3. Tendo a recorrente articulado, e limitando-nos agora ao artigo 69.º-1-c), do CRP, por ser aquele em que, como atrás se mencionou já, unicamente se funda a sentença sob recurso, para considerar, como considerou, improcedente a impugnação judicial da recorrente, pelo que só a tal norma legal nos interessa, pelo menos por ora, fazer referência, designadamente no número 18, a páginas 6, da impugnação judicial dela, que, apesar de na alínea c), do número 1, do artigo 69.°, do CRP, se prever efetivamente uma causa de recusa de registo, consistente em o facto já estar registado, ou não estar sujeito a registo, tal situação não ocorria no caso em análise, não se podendo pois, naturalmente, tal norma legal aplicar a esse caso, nem nela se ter baseado a não efetuação à agora recorrente, da notificação, a que alude o artigo 73.°-2, do CRP.
4. Na verdade, o facto que se pretendia registar, que era, e é, a nomeação de um terceiro, num contrato para pessoa a nomear, não só estava, e está, sujeito a registo (artigo 101.°-2-f), do CRP), como também não se encontrava então, e continua a não se encontrar agora, registado.
5. Tendo-se pois o despacho de qualificação de recusa impugnado fundamentado, designadamente, numa norma jurídica, rectius o artigo 69.° -l-c), do CRP, que não tinha aplicação ao caso vertente, por nele não se verificar, como nele não se verificava, nem se verifica, a hipótese prevista na mesma norma, ou seja, estar-se em presença de um facto não sujeito a registo, ou já registado.
6. Aplicabilidade esta que a sentença sob recurso manteve, embora naturalmente mal, na modesta e humilde, mas que procura ser fundada e fundamentada, opinião da recorrente, e sem prejuízo de outra, certamente sempre possível, e até, talvez, ou, neste caso, e porque se trata da opinião do Senhor Juiz de 1.ª instância, seguramente mais bem dito até, certamente, melhor e mais autorizada, e do maior respeito e da maior consideração, por tal outra opinião, merecidos, devidos e tidos, respeito e consideração esses que são aliás, diga-se em abono da melhor verdade, muito elevados no caso vertente.

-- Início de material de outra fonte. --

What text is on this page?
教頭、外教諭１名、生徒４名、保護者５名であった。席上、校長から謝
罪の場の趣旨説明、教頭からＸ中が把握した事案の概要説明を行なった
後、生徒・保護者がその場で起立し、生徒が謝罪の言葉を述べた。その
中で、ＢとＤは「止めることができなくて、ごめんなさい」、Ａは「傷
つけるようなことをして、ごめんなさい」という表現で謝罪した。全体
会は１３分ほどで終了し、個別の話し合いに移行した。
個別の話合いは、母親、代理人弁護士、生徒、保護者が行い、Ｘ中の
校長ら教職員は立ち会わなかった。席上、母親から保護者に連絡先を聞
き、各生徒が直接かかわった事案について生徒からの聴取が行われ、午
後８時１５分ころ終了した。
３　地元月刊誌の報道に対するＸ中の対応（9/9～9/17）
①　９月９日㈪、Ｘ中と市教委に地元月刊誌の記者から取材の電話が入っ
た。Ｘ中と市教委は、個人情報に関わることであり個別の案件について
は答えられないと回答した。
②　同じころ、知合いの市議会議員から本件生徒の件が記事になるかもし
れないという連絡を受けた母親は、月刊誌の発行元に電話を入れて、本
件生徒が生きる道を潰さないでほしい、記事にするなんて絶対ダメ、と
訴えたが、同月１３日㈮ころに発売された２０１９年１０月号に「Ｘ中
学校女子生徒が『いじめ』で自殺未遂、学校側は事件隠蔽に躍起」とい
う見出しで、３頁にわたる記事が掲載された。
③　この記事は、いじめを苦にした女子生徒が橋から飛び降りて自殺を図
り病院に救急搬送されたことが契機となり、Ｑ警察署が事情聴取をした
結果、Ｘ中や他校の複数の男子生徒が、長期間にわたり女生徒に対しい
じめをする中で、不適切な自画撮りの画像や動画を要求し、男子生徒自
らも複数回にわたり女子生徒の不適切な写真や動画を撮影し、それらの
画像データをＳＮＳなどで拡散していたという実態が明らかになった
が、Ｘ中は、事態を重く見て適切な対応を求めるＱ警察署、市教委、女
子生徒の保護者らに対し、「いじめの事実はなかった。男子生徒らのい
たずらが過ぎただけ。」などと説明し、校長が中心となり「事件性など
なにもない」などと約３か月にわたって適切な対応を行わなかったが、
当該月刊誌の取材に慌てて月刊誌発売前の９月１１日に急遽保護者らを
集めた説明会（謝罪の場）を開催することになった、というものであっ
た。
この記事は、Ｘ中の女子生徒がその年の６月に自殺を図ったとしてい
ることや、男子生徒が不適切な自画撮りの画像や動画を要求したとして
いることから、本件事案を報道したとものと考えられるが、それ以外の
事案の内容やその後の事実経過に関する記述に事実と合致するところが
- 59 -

7. Referindo-se ainda, embora isso não possa ter relevância para este recurso, porque a sentença apelada a tal não se refere, que, também os outros motivos, de facto e de direito, em que se fundamentou o despacho de qualificação de recusa em causa e atrás referidos, não poderiam conduzir a essa qualificação de recusa.
8. Tendo pois, e muito embora data venia, a sentença sob recurso violado, como violou, diversas disposições legais, nomeadamente o artigo 73.°-2, do CRP.

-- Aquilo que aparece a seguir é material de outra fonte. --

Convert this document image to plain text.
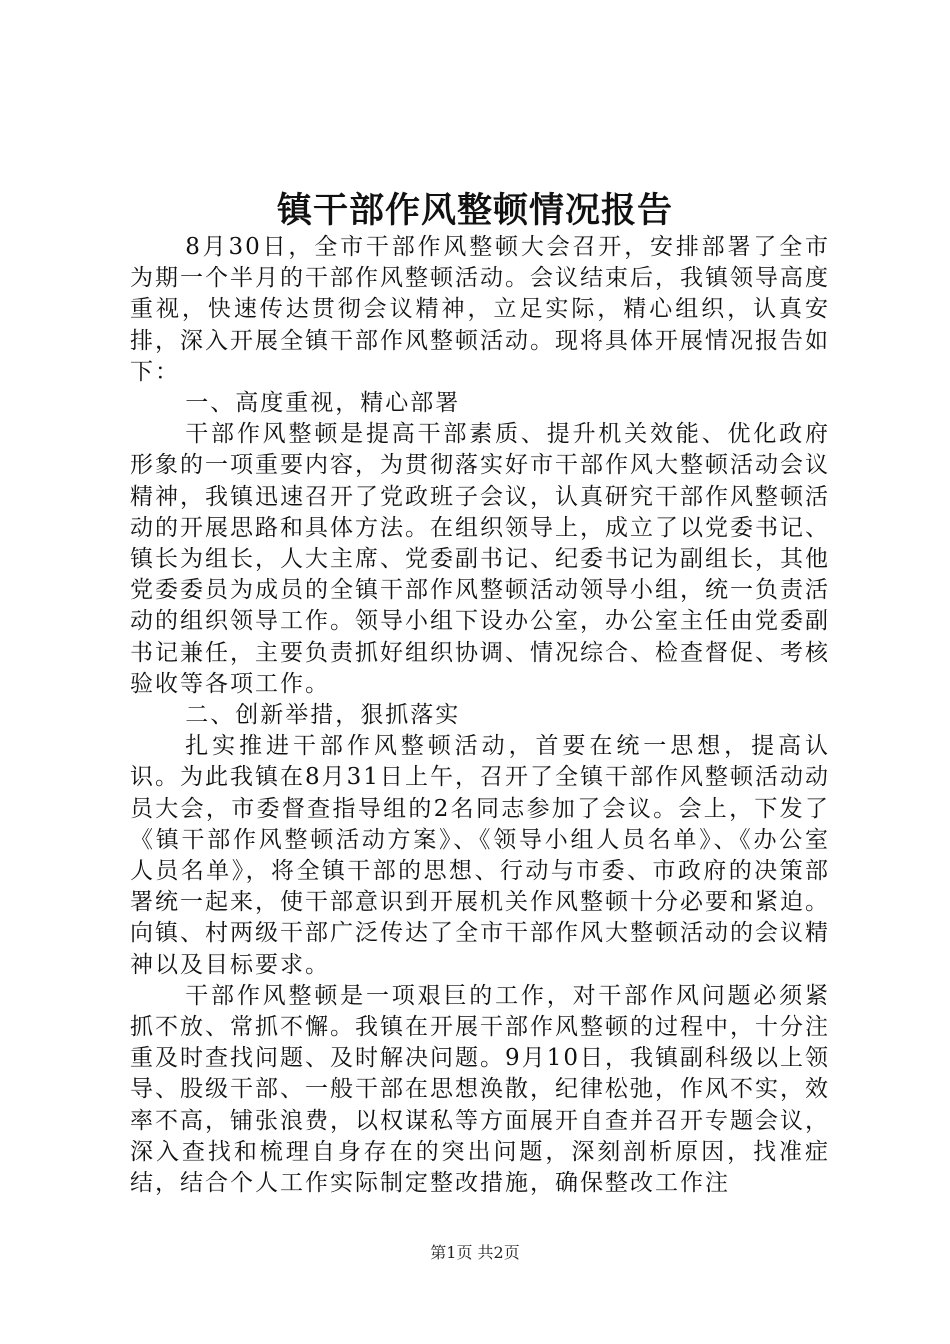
镇干部作风整顿情况报告

8月30日，全市干部作风整顿大会召开，安排部署了全市为期一个半月的干部作风整顿活动。会议结束后，我镇领导高度重视，快速传达贯彻会议精神，立足实际，精心组织，认真安排，深入开展全镇干部作风整顿活动。现将具体开展情况报告如下：

一、高度重视，精心部署

干部作风整顿是提高干部素质、提升机关效能、优化政府形象的一项重要内容，为贯彻落实好市干部作风大整顿活动会议精神，我镇迅速召开了党政班子会议，认真研究干部作风整顿活动的开展思路和具体方法。在组织领导上，成立了以党委书记、镇长为组长，人大主席、党委副书记、纪委书记为副组长，其他党委委员为成员的全镇干部作风整顿活动领导小组，统一负责活动的组织领导工作。领导小组下设办公室，办公室主任由党委副书记兼任，主要负责抓好组织协调、情况综合、检查督促、考核验收等各项工作。

二、创新举措，狠抓落实

扎实推进干部作风整顿活动，首要在统一思想，提高认识。为此我镇在8月31日上午，召开了全镇干部作风整顿活动动员大会，市委督查指导组的2名同志参加了会议。会上，下发了《镇干部作风整顿活动方案》、《领导小组人员名单》、《办公室人员名单》，将全镇干部的思想、行动与市委、市政府的决策部署统一起来，使干部意识到开展机关作风整顿十分必要和紧迫。向镇、村两级干部广泛传达了全市干部作风大整顿活动的会议精神以及目标要求。

干部作风整顿是一项艰巨的工作，对干部作风问题必须紧抓不放、常抓不懈。我镇在开展干部作风整顿的过程中，十分注重及时查找问题、及时解决问题。9月10日，我镇副科级以上领导、股级干部、一般干部在思想涣散，纪律松弛，作风不实，效率不高，铺张浪费，以权谋私等方面展开自查并召开专题会议，深入查找和梳理自身存在的突出问题，深刻剖析原因，找准症结，结合个人工作实际制定整改措施，确保整改工作注

第1页 共2页
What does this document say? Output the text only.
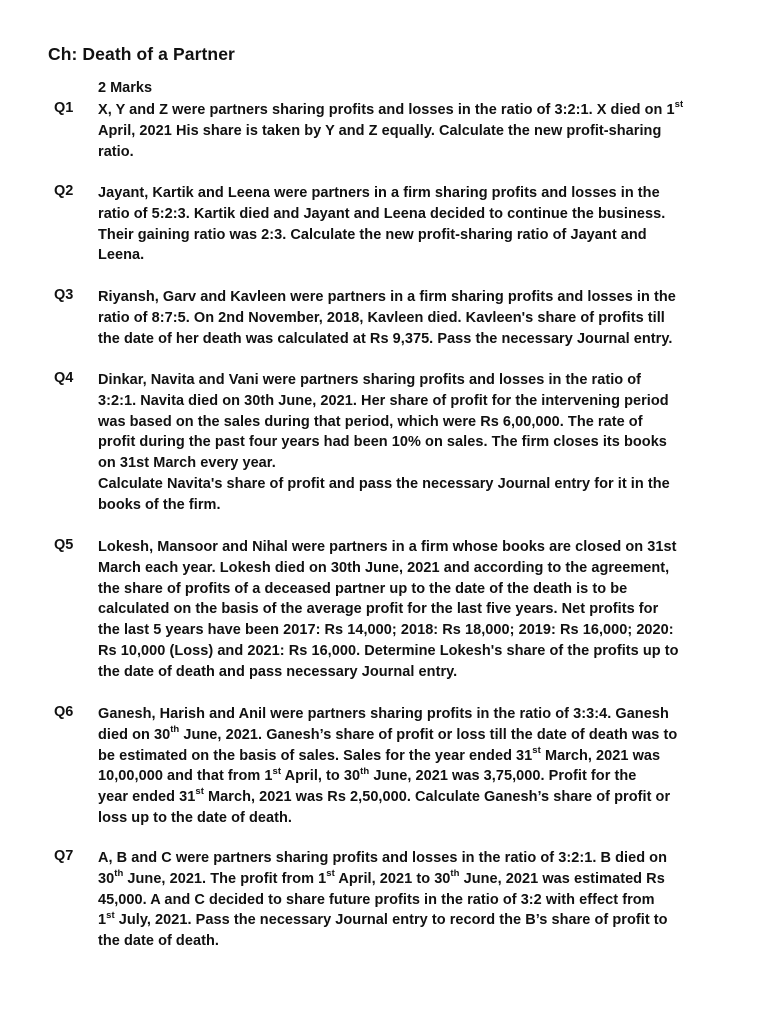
Ch: Death of a Partner
2 Marks
Q1 X, Y and Z were partners sharing profits and losses in the ratio of 3:2:1. X died on 1st
April, 2021 His share is taken by Y and Z equally. Calculate the new profit-sharing
ratio.
Q2 Jayant, Kartik and Leena were partners in a firm sharing profits and losses in the
ratio of 5:2:3. Kartik died and Jayant and Leena decided to continue the business.
Their gaining ratio was 2:3. Calculate the new profit-sharing ratio of Jayant and
Leena.
Q3 Riyansh, Garv and Kavleen were partners in a firm sharing profits and losses in the
ratio of 8:7:5. On 2nd November, 2018, Kavleen died. Kavleen's share of profits till
the date of her death was calculated at Rs 9,375. Pass the necessary Journal entry.
Q4 Dinkar, Navita and Vani were partners sharing profits and losses in the ratio of
3:2:1. Navita died on 30th June, 2021. Her share of profit for the intervening period
was based on the sales during that period, which were Rs 6,00,000. The rate of
profit during the past four years had been 10% on sales. The firm closes its books
on 31st March every year.
Calculate Navita's share of profit and pass the necessary Journal entry for it in the
books of the firm.
Q5 Lokesh, Mansoor and Nihal were partners in a firm whose books are closed on 31st
March each year. Lokesh died on 30th June, 2021 and according to the agreement,
the share of profits of a deceased partner up to the date of the death is to be
calculated on the basis of the average profit for the last five years. Net profits for
the last 5 years have been 2017: Rs 14,000; 2018: Rs 18,000; 2019: Rs 16,000; 2020:
Rs 10,000 (Loss) and 2021: Rs 16,000. Determine Lokesh's share of the profits up to
the date of death and pass necessary Journal entry.
Q6 Ganesh, Harish and Anil were partners sharing profits in the ratio of 3:3:4. Ganesh
died on 30th June, 2021. Ganesh’s share of profit or loss till the date of death was to
be estimated on the basis of sales. Sales for the year ended 31st March, 2021 was
10,00,000 and that from 1st April, to 30th June, 2021 was 3,75,000. Profit for the
year ended 31st March, 2021 was Rs 2,50,000. Calculate Ganesh’s share of profit or
loss up to the date of death.
Q7 A, B and C were partners sharing profits and losses in the ratio of 3:2:1. B died on
30th June, 2021. The profit from 1st April, 2021 to 30th June, 2021 was estimated Rs
45,000. A and C decided to share future profits in the ratio of 3:2 with effect from
1st July, 2021. Pass the necessary Journal entry to record the B’s share of profit to
the date of death.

9. Devendo por isso tal sentença, e sem que isso possa constituir, nem constitua, qualquer demérito, por pequeno, ou mínimo até, que seja, para com o Distinto Senhor Juiz de l.ª instância sob recurso, ser, por V. Exas., Exmos. Senhores Doutores Juízes Desembargadores do Tribunal da Relação de Lisboa, anulada - artigos 639.°-1 (in 18 fine), do CPC 2013 e 156.°, do CRP -, o que se peticiona.

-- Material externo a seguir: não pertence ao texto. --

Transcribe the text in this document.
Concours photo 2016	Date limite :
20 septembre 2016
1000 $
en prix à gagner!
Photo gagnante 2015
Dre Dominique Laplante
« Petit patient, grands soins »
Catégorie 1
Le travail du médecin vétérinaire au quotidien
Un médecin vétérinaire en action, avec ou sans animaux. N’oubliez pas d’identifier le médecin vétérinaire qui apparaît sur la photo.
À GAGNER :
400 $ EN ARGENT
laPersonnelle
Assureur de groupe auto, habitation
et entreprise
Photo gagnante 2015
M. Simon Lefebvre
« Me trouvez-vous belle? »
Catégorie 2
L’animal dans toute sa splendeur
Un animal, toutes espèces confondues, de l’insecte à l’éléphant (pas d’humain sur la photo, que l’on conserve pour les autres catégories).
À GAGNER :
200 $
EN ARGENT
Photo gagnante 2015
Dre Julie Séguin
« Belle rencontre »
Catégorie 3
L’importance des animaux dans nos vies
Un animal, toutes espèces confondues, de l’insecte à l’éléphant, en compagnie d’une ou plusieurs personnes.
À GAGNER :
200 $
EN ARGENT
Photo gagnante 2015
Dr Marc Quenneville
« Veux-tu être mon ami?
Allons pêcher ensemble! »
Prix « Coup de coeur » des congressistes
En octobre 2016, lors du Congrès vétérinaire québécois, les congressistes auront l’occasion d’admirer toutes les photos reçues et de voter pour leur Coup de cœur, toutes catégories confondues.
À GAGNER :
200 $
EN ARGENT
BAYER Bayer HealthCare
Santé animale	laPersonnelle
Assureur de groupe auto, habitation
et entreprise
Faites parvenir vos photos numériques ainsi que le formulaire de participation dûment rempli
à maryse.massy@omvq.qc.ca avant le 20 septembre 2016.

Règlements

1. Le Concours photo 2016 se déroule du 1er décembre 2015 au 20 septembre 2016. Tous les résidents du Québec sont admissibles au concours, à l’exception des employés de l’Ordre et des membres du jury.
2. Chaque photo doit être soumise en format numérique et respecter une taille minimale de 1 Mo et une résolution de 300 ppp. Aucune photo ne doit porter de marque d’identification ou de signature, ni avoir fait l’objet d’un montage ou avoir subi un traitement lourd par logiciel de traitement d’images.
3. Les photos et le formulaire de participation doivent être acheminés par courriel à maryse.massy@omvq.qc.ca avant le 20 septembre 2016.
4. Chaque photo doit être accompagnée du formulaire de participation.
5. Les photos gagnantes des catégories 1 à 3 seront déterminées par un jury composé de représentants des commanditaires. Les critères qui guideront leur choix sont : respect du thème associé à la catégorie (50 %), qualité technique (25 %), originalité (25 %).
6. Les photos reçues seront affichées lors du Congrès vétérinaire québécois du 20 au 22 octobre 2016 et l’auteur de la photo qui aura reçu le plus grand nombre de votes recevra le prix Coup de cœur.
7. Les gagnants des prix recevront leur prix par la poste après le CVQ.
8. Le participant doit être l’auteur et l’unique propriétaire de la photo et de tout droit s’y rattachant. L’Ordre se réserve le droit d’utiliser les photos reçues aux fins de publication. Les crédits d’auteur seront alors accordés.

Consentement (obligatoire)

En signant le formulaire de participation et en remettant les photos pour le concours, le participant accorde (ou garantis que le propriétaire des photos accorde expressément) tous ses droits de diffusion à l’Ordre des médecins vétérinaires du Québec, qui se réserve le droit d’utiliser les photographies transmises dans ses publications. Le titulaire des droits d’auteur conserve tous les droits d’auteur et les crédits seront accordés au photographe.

10. Prolatando-se, em substituição de tal da douta sentença anulada, não menos douto acórdão, que anule também a qualificação de recusa sob impugnação judicial, e que determine que a …a Conservatória do Registo Predial de Almada, envie à recorrente a comunicação, a que se refere o artigo 73.°-2, do CRP., o que também se peticiona.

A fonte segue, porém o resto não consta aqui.